A 50-year-old man with no history of cardiovascular disease was referred to our hospital because of an abnormal electrocardiogram. Echocardiograms and computed tomograms revealed a 9-mm mass on the underside of an aortic valve leaflet. We chose surgical treatment, to prevent embolic events. The tumor's appearance and intraoperative frozen section were consistent with myxoma. We resected the tumor and its attachment, including the free margin of the aortic valve leaflet, and repaired the defect with use of a glutaraldehyde-treated autologous pericardial patch. The postoperative histopathologic diagnosis was papillary fibroelastoma. Six months later, echocardiograms showed mild aortic regurgitation and no recurrence of the aortic valve mass. Papillary fibroelastoma and myxoma can be difficult to distinguish intraoperatively, yet the diagnosis has considerable influence on the surgical strategy, including whether valve-sparing excision is an option. Therefore, it is necessary to at least suspect both entities if the tumor characteristics are unusual. This case is instructive for surgeons and pathologists.
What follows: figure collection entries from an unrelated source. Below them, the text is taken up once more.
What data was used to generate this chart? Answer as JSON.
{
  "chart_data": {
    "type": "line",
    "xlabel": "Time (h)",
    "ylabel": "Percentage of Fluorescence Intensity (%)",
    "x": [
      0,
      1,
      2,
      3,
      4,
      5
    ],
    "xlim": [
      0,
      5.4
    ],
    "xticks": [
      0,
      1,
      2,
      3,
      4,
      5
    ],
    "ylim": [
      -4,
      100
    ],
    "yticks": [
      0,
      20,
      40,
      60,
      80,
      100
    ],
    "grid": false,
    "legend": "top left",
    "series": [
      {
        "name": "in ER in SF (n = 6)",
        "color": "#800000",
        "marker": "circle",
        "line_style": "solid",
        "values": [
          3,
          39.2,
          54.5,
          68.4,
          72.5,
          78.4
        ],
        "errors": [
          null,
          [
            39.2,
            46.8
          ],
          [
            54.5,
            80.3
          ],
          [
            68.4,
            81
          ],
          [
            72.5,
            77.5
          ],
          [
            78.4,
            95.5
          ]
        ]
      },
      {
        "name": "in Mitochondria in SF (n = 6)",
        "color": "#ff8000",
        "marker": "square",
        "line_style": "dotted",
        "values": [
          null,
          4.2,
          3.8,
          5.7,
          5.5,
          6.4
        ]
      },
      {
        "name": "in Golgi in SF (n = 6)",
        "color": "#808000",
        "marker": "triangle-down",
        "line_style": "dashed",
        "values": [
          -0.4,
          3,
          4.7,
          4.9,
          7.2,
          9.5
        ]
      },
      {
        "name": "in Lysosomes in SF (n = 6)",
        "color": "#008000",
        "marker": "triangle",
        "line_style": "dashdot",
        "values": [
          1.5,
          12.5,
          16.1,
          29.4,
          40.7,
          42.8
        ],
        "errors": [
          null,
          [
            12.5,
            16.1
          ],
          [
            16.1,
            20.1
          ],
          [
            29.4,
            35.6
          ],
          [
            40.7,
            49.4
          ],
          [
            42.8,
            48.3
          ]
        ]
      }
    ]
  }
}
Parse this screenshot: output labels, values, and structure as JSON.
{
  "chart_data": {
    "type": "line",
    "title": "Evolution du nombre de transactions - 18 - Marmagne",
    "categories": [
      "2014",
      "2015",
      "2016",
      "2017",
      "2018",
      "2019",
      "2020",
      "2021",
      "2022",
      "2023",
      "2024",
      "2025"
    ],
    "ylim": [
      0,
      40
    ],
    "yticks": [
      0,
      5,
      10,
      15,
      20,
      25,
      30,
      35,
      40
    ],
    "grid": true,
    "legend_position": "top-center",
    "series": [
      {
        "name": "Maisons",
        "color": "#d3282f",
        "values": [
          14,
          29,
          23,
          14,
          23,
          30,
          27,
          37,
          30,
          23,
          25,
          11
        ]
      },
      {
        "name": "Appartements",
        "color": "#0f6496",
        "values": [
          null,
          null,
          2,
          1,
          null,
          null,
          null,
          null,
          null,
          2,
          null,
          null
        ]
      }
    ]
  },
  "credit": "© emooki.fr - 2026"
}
一名无心血管疾病史的50岁男性因心电图异常被转诊至我院。超声心动图和计算机断层扫描显示主动脉瓣叶下侧有一个9毫米的肿块。为预防栓塞事件,我们选择了手术治疗。肿瘤的外观和术中冰冻切片与黏液瘤一致。我们切除了肿瘤及其附着部位,包括主动脉瓣叶的游离缘,并使用戊二醛处理的自体心包补片修复缺损。术后组织病理学诊断为乳头状纤维弹性瘤。六个月后,超声心动图显示轻度主动脉瓣反流,主动脉瓣肿块无复发。乳头状纤维弹性瘤和黏液瘤在术中可能难以区分,但诊断对手术策略有相当大的影响,包括是否选择保留瓣膜的切除术。因此,如果肿瘤特征不寻常,至少有必要怀疑这两种病变。该病例对外科医生和病理学家具有指导意义。